‘Sex and the City’ redefined the way women talk on TV

As “Sex and the City” reached its series finale Sunday, eulogists duly examined the mark it made on popular culture, from its snazzy shoes and outfits to its portrayal of single women. But few paused to note another aspect of the show’s legacy: its language.

Its adult language, to be exact.

If “fabulous” was one of the most recurring words on the show, so was a shorter word beginning with the same letter.

In fact, “Sex and the City” was the first major television show to feature female characters regularly—and blithely—using what comedian George Carlin identified in a controversial 1973 routine as the seven words you can’t say on television. They also added a few.

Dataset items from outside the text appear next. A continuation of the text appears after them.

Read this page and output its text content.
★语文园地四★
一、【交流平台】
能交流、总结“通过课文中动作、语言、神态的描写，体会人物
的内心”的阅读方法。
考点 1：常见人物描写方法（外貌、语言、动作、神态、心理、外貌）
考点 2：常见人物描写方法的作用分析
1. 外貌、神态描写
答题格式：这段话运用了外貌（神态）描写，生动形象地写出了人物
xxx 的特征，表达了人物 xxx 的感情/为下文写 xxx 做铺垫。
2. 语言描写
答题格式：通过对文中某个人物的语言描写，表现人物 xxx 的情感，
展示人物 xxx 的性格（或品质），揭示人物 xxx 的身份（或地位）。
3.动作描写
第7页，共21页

“I think it was very liberating to hear women using the language that was previously reserved for men’s locker rooms—Samantha more so than the other characters,” said Cindy Chupack, writer and executive producer for “Sex and the City.”

“I don’t think that was the point of the show, but it was an aspect of it … Sarah Jessica [Parker, who played Carrie] would kind of wince once in a while at the table.”

While crude dialogue often serves to darken the mood of a script, in the case of “Sex and the City” it punctuated typically upbeat storytelling amid bright sets and chipper conversations, often over breakfast.

During one meal, Samantha finishes Charlotte’s sentences with sexually explicit talk, prompting Carrie to ask, “What is this, dirty mad libs?”

Over another, the women (well, all except Samantha) worry about their vocabulary in the presence of Miranda’s new baby.

“Originally we were criticized: ‘Women don’t talk like that,'” said Chupack, who noted that the show’s residency on subscriber cable and lack of sponsors gave it more leeway with language. “Our rule in the writers’ room was, Do women think like that?”

Chupack added that whether her staff was writing dialogue or coining catchphrases such as “secret single behavior,” “goodie drawer,” “sim-u-date” or “gay-straight” and “straight-gay” (long before “metrosexual” was in vogue, she proudly notes), the goal was the same: to give women a voice about their experiences in relationships.

“We wanted to put out in the universe things that women were thinking but didn’t have the courage to say out loud,” said Jenny Bicks, who wrote for “Sex and the City” since the first season.

For better or worse, this marks a change, said Alice Eagly, a psychology professor at Northwestern University who is co-writing a book on gender and leadership.

“Women using forbidden words is just another sign of gender equalization, which has generally taken the form so far of women taking on masculine behavior patterns—the bad ones along with the good ones,” she said.

In her book “Gendered Lives: Communication, Gender and Culture,” Julia Wood notes that a male typically is the subject and a woman the direct object of expressions describing sexual behavior: he is the actor, she is acted upon.

“Language in media and everyday conversation reflects social views of women as more passive than men in relationship contexts,” Wood writes.

But not on “Sex and the City,” where the women clearly described and discussed themselves in terms that were anything but passive. Bicks said the “Sex and the City” writers sensed the fine line between dialogue that is empowering and language that is degrading. She emphasized they created a show that was character-driven and tried to avoid gratuitous use of nudity and adult language.

“We wouldn’t define what we were doing as vulgar. We would define it as honest,” said Bicks.

“We never did something for vulgarity’s sake. If it was vulgar, we didn’t do our job.”

But society often has different definitions of what is vulgar for a man to say versus what is vulgar for a woman to say, Eagly said.

“It used to be [assumed] that men were interested in sex and women weren’t, and so men could use [vulgar or obscene] words … and women couldn’t,” Eagly said. “It is progress to get rid of that sexual double standard.

“It’s another question whether people [in general] should talk like that,” she added. “But we shouldn’t say that women shouldn’t talk like that.”